Wisconin Rep. David Obey's announcement that he will retire brings the number of vacating Democrats in the House to 17, compared with 20 such Republicans. But with Democrats facing what most analysts predict will be a very difficult election cycle in November, and party leaders fretting about holding on to their majority, how worried should they be about retirements?
- Every Retirement Makes a Difference With the margins so close, warns NBC News' Domenico Montanaro, Democrats should worry about every Congressman who retires in a swing district. "Projections for this fall's midterm show Republicans poised to make big gains in the House, perhaps coming close to or even taking over control of the House. Republicans need 40 seats to win control."
- 'Troubling,' But Averted Disaster The Washington Post's Chris Cillizza says that while the trend "should be troubling for party strategists, the predictions of a flood of Democratic retirements in the wake of Sen. Scott Brown's (R-Mass) victory on January 19 have not yet come to fruition." If this holds, "Democrats will have avoided the doomsday situation many painted for them following Brown's win in Massachusetts but they are far from out of the woods."
- No Democratic Exodus Hotline's Amy Walter deflates the fears. "Despite the hand wringing around DC this morning that [Obey's] retirement will open the floodgates for more high-profile Dem retirements, the reality is that there aren't many 'surprises' left. Talk of an 'exodus' of Dem retirements after the health care vote, it hasn't happened -- and it won't," she writes. The majority of districts have closed filing, which means that retirements would have announced by now. "And, frankly, there just aren't that many potential retirees left."
- Why Retirements Matter Long-Term GOP Strategist Patrick Ruffini looks to districts where the GOP might be popular but a Democratic incumbent can hold on to the seat for years. Ruffini calls retirements "our best means of forcing change on these districts." However, "those can come all too slowly." Ruffini reminds us that although it can take decades for an entire Congress to cycle, everyone eventually retires, dies, or is voted out.

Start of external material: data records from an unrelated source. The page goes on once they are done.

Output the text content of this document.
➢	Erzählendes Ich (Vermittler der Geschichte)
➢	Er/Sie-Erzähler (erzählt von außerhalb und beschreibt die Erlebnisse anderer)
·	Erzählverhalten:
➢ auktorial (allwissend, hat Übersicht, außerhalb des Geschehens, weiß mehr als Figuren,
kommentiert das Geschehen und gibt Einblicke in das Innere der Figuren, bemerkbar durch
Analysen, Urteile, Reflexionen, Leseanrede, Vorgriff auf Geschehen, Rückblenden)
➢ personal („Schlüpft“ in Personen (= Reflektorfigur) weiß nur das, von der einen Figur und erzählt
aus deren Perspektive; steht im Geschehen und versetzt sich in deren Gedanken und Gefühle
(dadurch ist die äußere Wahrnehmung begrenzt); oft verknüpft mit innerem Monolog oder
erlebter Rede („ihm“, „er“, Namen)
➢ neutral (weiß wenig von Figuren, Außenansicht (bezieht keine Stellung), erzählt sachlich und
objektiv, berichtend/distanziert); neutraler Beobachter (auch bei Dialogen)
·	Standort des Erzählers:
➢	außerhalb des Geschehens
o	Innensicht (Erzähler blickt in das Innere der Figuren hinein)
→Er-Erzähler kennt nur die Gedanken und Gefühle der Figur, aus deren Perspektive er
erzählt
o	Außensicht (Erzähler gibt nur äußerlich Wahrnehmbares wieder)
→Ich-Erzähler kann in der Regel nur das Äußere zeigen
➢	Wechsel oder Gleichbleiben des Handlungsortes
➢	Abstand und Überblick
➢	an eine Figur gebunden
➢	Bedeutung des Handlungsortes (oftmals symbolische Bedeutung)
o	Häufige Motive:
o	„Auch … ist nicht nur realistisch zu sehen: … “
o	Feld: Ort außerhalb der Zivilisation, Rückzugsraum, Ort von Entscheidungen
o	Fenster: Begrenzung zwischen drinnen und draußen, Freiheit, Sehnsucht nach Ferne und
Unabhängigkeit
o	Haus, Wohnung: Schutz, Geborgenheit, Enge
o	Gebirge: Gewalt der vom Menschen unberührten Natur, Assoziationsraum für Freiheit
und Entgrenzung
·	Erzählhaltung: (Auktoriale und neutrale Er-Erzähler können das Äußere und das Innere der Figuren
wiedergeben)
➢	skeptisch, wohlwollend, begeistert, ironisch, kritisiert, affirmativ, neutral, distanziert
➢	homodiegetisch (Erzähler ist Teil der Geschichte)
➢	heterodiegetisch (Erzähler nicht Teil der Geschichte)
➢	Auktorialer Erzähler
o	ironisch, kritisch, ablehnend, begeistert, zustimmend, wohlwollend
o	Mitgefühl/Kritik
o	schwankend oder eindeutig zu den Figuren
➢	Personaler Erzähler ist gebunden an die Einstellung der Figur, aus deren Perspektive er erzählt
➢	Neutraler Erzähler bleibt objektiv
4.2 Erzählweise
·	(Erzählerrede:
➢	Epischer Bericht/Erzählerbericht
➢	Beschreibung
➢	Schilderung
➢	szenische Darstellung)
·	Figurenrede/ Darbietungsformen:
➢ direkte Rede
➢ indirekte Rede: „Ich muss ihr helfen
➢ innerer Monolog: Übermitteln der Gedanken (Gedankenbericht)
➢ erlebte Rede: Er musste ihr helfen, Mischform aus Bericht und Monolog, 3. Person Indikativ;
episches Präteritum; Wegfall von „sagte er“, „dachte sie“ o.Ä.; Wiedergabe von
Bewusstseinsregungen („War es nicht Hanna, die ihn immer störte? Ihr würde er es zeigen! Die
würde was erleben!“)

- Obey: I'm Retiring Because of Senate Many House Democrats have expressed anger at the Senate, where the slim majority and unusual rules mean that some key pieces of legislation, such as health care, have been crafted to pass the Senate, making the House's efforts less relevant. Now Rep. Obey has cited that as a reason for his retirement, raising the possibility that other House Democrats will throw in the towel because of Senate intransigence. Obey wrote in his retirement announcement: "All I do know is that there has to be more to life than explaining the ridiculous, accountability destroying rules of the Senate to confused, angry, and frustrated constituents."